OUCH: More than 4 in 10 health-care workers have not been vaccinated, according to a new Washington Post-Kaiser Family Foundation poll.
“Health-care workers were the first group in the United States to be offered coronavirus vaccinations. But three months into the effort, many remain unconvinced, unreached and unprotected,” The Post’s Frances Stead Sellers, William Wan, Naema Ahmed and Emily Guskin report.
While some unvaccinated workers said that they were in the process of scheduling an appointment or planning to do so, 3 in 10 workers said that they did not want a vaccine or were unsure about getting one.
“Vaccination rates are particularly low among health-care workers who are Black, those in lower-paying jobs such as home health aides and those with less education.
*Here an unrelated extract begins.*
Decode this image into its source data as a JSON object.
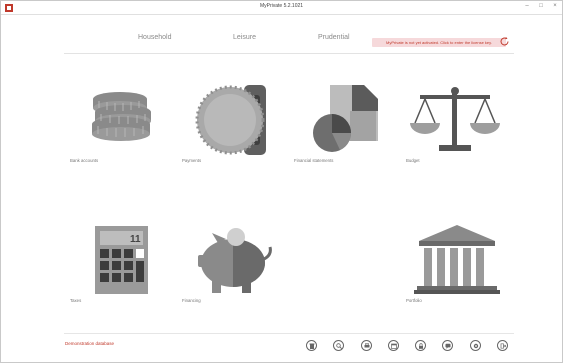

Partisan politics also play a role, with more Democrats saying they have been vaccinated and Republicans more likely to express uncertainty or concerns about the vaccines,” our colleagues write.
The poll also found that 1 in 6 health care workers would give up their job if their employer made the vaccine mandatory. While it is common for health-care employers to require influenza vaccines, so far few have mandated the coronavirus vaccines.
Some health-care workers have struggled to access the vaccine, even if they want to get it. Hospitals have been the most effective at getting their workforce vaccinated, while vaccination rates are lowest for those who work in patients’ homes. Of the health-care workers who plan to get a vaccine but have yet to make an appointment, 3 in 10 said that their employer has not offered them a shot.
Elsewhere in health care
A new lobbying coalition is pushing to make the shift to virtual care permanent.
“Washington, D.C.-based lobbying firm Sirona Strategies formed a coalition earlier this month called Moving Health Home. The organization’s 10 members include virtual-first care company Amazon Care, hospital chains Ascension and Intermountain Health, and risk-based senior care group Landmark Health. Together, they plan to advocate for a suite of policy changes that would widen access to at-home care — and allow providers to be reimbursed more readily for those services,” Stat News’s Erin Brodwin reports.
The moves come as Amazon plans to expand Amazon Care, its internal telehealth program, to its workers nationwide. The tech giant has also said that it will offer its program to employers across the country. (Jeff Bezos, Amazon’s chief executive, owns The Washington Post.)